Looking at the lives of adolescents through this framework reveals a number of entry points and potential actions that can improve outcomes for young people. The significant role of socialization and gender norms throughout adolescence calls our attention to the need to begin early, and to implement tailored life course interventions for both boys and girls as social roles and norms evolve.
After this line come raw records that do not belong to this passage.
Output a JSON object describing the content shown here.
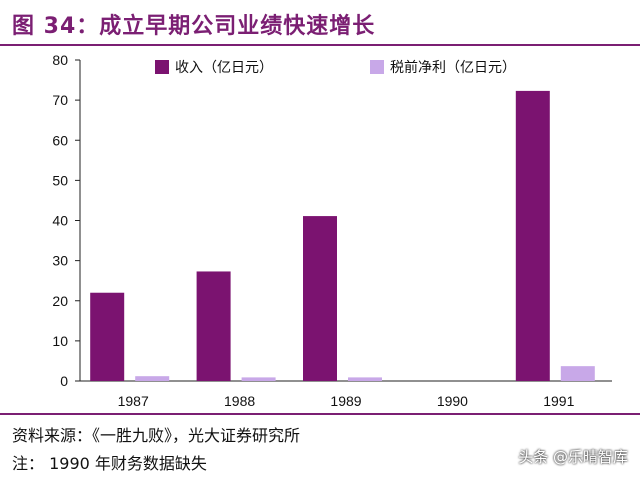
{
  "figure": {
    "title": "图 34：成立早期公司业绩快速增长",
    "source": "资料来源：《一胜九败》，光大证券研究所",
    "note": "注： 1990 年财务数据缺失",
    "watermark": "头条 @乐晴智库"
  },
  "chart_data": {
    "type": "bar",
    "categories": [
      "1987",
      "1988",
      "1989",
      "1990",
      "1991"
    ],
    "series": [
      {
        "name": "收入（亿日元）",
        "color": "#7b1370",
        "values": [
          22,
          27.3,
          41.1,
          null,
          72.3
        ]
      },
      {
        "name": "税前净利（亿日元）",
        "color": "#c8a8e8",
        "values": [
          1.2,
          0.9,
          0.9,
          null,
          3.7
        ]
      }
    ],
    "ylim": [
      0,
      80
    ],
    "yticks": [
      "0",
      "10",
      "20",
      "30",
      "40",
      "50",
      "60",
      "70",
      "80"
    ],
    "legend_position": "top",
    "grid": false
  }
}
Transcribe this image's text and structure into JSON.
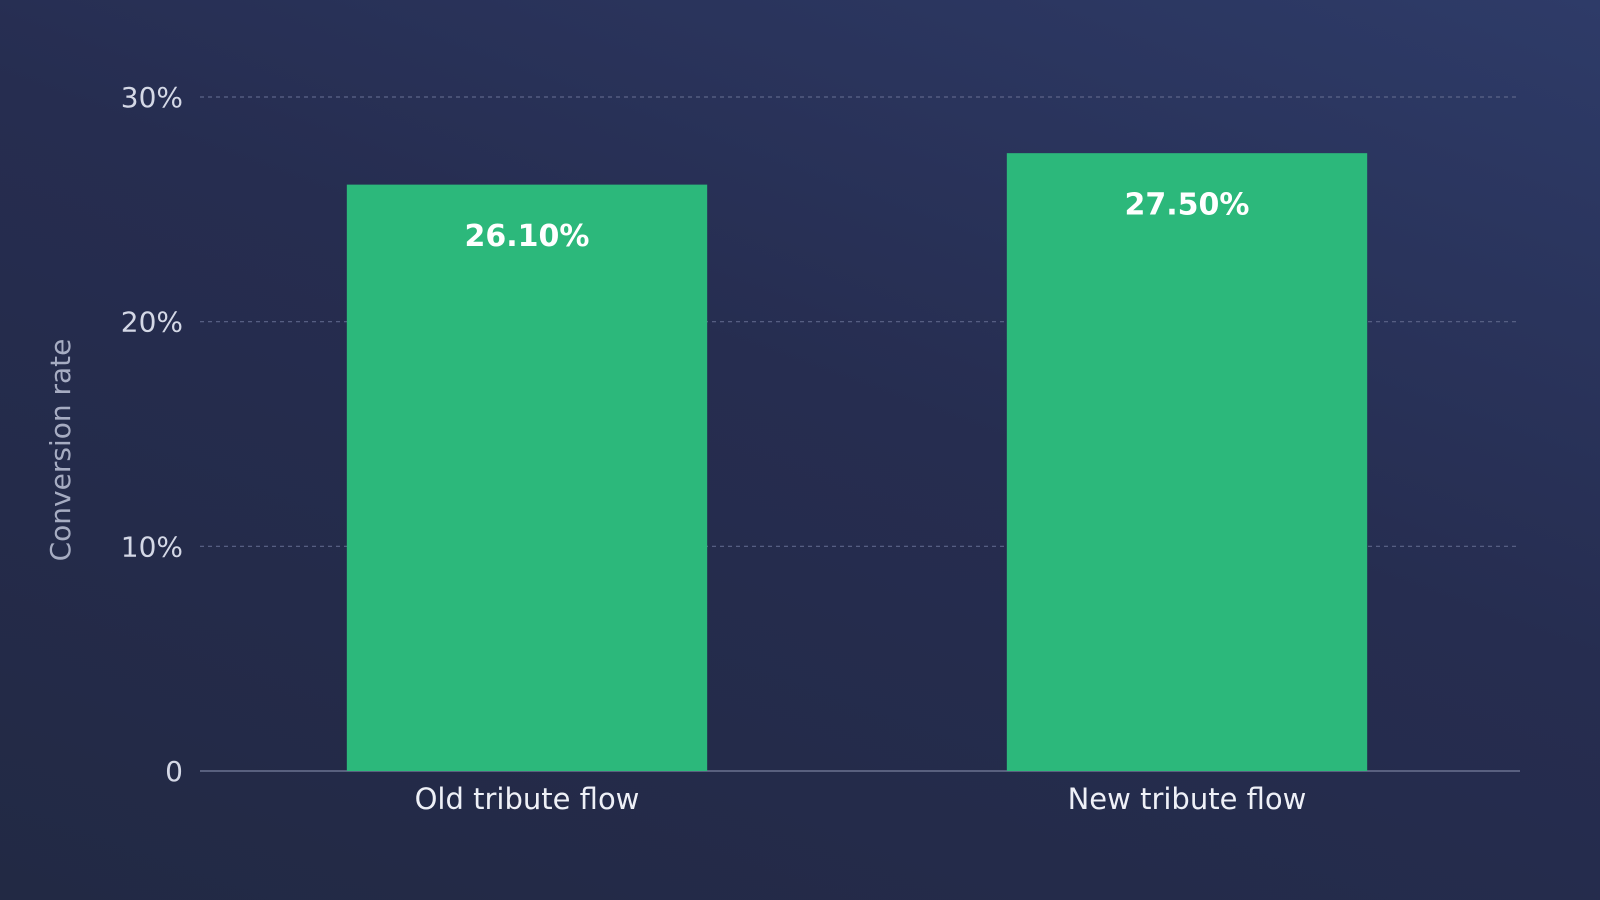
{
  "chart_data": {
    "type": "bar",
    "y_label": "Conversion rate",
    "categories": [
      "Old tribute flow",
      "New tribute flow"
    ],
    "values": [
      26.1,
      27.5
    ],
    "value_labels": [
      "26.10%",
      "27.50%"
    ],
    "color": "#2cb87b",
    "ylim": [
      0,
      30
    ],
    "yticks": [
      0,
      {
        "value": 10,
        "label": "10%"
      },
      {
        "value": 20,
        "label": "20%"
      },
      {
        "value": 30,
        "label": "30%"
      }
    ],
    "grid": true
  }
}
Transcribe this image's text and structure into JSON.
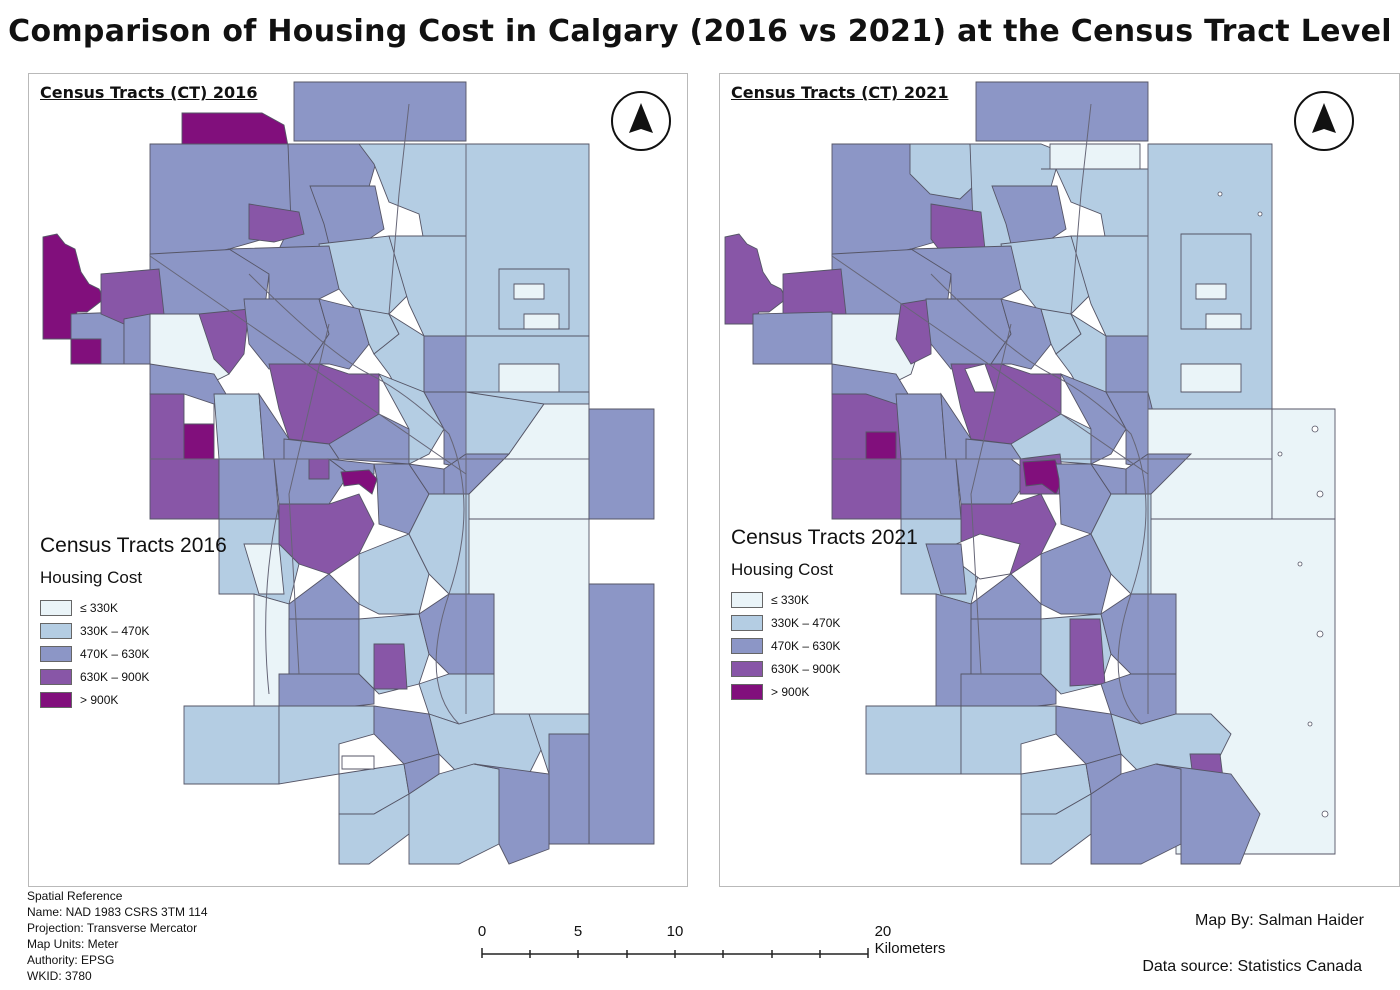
{
  "title": "Comparison of Housing Cost in Calgary (2016 vs 2021) at the Census Tract Level",
  "colors": {
    "lte_330k": "#eaf4f8",
    "330_470k": "#b4cde3",
    "470_630k": "#8c96c6",
    "630_900k": "#8856a7",
    "gt_900k": "#810f7c",
    "boundary": "#555566"
  },
  "panels": [
    {
      "heading": "Census Tracts (CT) 2016",
      "legend_title": "Census Tracts 2016",
      "legend_subtitle": "Housing Cost",
      "north_arrow_icon": "north-arrow-icon"
    },
    {
      "heading": "Census Tracts (CT) 2021",
      "legend_title": "Census Tracts 2021",
      "legend_subtitle": "Housing Cost",
      "north_arrow_icon": "north-arrow-icon"
    }
  ],
  "legend_classes": [
    {
      "label": "≤ 330K"
    },
    {
      "label": "330K – 470K"
    },
    {
      "label": "470K – 630K"
    },
    {
      "label": "630K – 900K"
    },
    {
      "label": "> 900K"
    }
  ],
  "spatial_reference": {
    "heading": "Spatial Reference",
    "name": "Name: NAD 1983 CSRS 3TM 114",
    "projection": "Projection: Transverse Mercator",
    "units": "Map Units: Meter",
    "authority": "Authority: EPSG",
    "wkid": "WKID: 3780"
  },
  "scale_bar": {
    "labels": [
      "0",
      "5",
      "10",
      "20 Kilometers"
    ]
  },
  "credit": "Map By: Salman Haider",
  "source": "Data source: Statistics Canada"
}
Furthermore, if we are to provide a safer pathway for adolescents’ journey to adulthood, our work must encompass socialization processes. This will involve expanding and strengthening social networks by amplifying the voices of positive role models and mobilizing different forms of capital to support young people. We learned from study participants about their pivotal role in (re)constructing gender dynamics. We can strengthen their internal assets, such as knowledge and agency, to enable them to successfully navigate complex gender processes. This means investing in programs that bolster opportunities for self-reflection, provide a critical and empowering vocabulary, and build self-confidence. Finally, we must not shy away from addressing issues that may seem beyond our purview, such as poverty, structural violence, social exclusion, and access to education and other forms of capital.
Over a period of three years, 60 girls and boys, happy and sad, hopeful and despairing, vibrant and muted, shared their stories of changing bodies, awakening sexual desire, violence, love, poverty, marriage and parenting – highlighting both their vulnerability and power. It is up to us to learn from their stories and take wise action.